For Drew this was yet another daily occurrence of the ironical kind, which, as always, caused him to smile broadly with the inner satisfaction it supplied him. No. Rules or not, he would never have wanted it any other way. There were very few things in his life that he was ashamed of, after all, except perhaps the scratched, tin-banger which his wife drove, and which barely passed for a motor car, and the patched black jeans and jacket that his son wore; although, had he still been a sixth-former himself, Drew knew only too well that he would most probably have attired himself in much the same way, except that he would most probably have worn extended side-burns, as Bradley Wiggins now did, and donned a garish, pastel cravat, as was his custom back in the day.

As the slim, blue-blazered children finally entered the classroom, pushing and shoving each other playfully as they did so, and without fear of sanction, Drew smiled to himself, turned, and picked up two paint-brushes from a shelf and began beating out the time to the jazz music that still so joyfully filled his room. Yes, he still adored his job, he mused, and, despite its very many faults and failings, he even loved his present school. But strangest of all, and most probably since around the time that his wife had told him that their former college-friend Sam had been reburied the previous day in Pant Cemetery, Drew discovered that he was suddenly in love with life all over again.

C
HAPTER
3

A divine, exquisite vision-in-blue to so many of its guests, Anne walked slowly into the lounge of
‘The Willows Nursing Home’
holding tightly, and with an acutely angled grip, the tremulous hand of a gentleman whose age was as deeply bewildering as his lop-sided hair-cut, his frayed, grey cotton-shirt, and the purple, round-necked jumper that hung loosely about his hips.
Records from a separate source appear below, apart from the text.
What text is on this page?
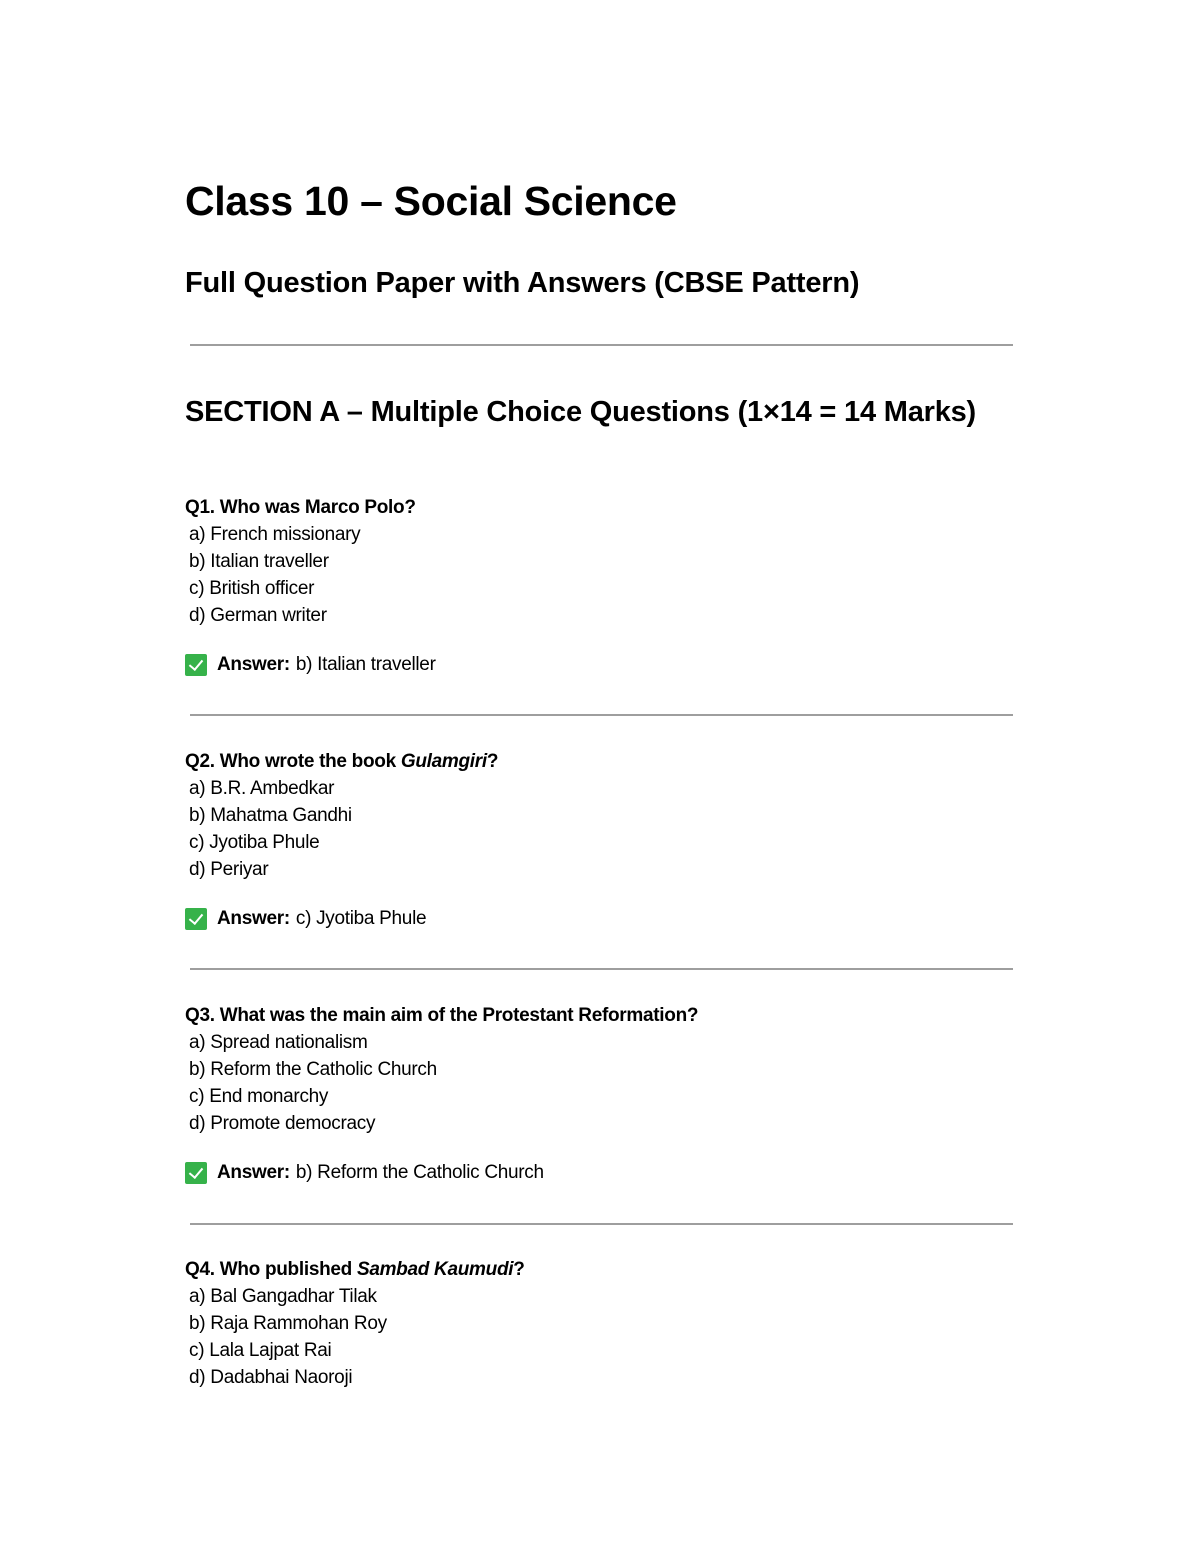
Class 10 – Social Science
Full Question Paper with Answers (CBSE Pattern)
SECTION A – Multiple Choice Questions (1×14 = 14 Marks)
Q1. Who was Marco Polo?
a) French missionary
b) Italian traveller
c) British officer
d) German writer
Answer: b) Italian traveller
Q2. Who wrote the book Gulamgiri?
a) B.R. Ambedkar
b) Mahatma Gandhi
c) Jyotiba Phule
d) Periyar
Answer: c) Jyotiba Phule
Q3. What was the main aim of the Protestant Reformation?
a) Spread nationalism
b) Reform the Catholic Church
c) End monarchy
d) Promote democracy
Answer: b) Reform the Catholic Church
Q4. Who published Sambad Kaumudi?
a) Bal Gangadhar Tilak
b) Raja Rammohan Roy
c) Lala Lajpat Rai
d) Dadabhai Naoroji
Turning her body right round, Anne leaned down and fluffed for the aged man the cream, padded seat-cushion that lay there, then eased him back, gently and lovingly, into, what was for him, the deepest and most comfortable of easy-chairs.

‘There you are, bach,’ Anne told him tenderly. ‘All fed and watered now, aren’t we?’

‘And by your almighty hand, isn’t it, Annie love?’ the old man replied swiftly, a wicked smile suddenly beaming across his rosy, glowing, but heavily wrinkled face. Anne shook her head with genuine pity, then picked up and held out a piece of cherry-cake for him to bite into. The man duly obliged, and, with the few teeth he still retained, carefully and methodically chewed every morsel of cherry, and every single crumb, until the cake was thoroughly devoured.

‘Oh, you’re such a flirt, Mervyn John,’ Anne told him. ‘Nobody would ever know you were ninety-six.’

‘He’s rude, he is,’ the cardigan-clad dear sitting next to him suddenly announced through a stern and unforgiving expression that Anne recalled her own mother had worn for at least the last eight years of her fraught and beleaguered life. ‘Isn’t he, girls?’ the old lady proceeded to ask her seated, similarly attired companions, many of whom were barely able to hear a single word of what the woman was saying, let alone comprehend it.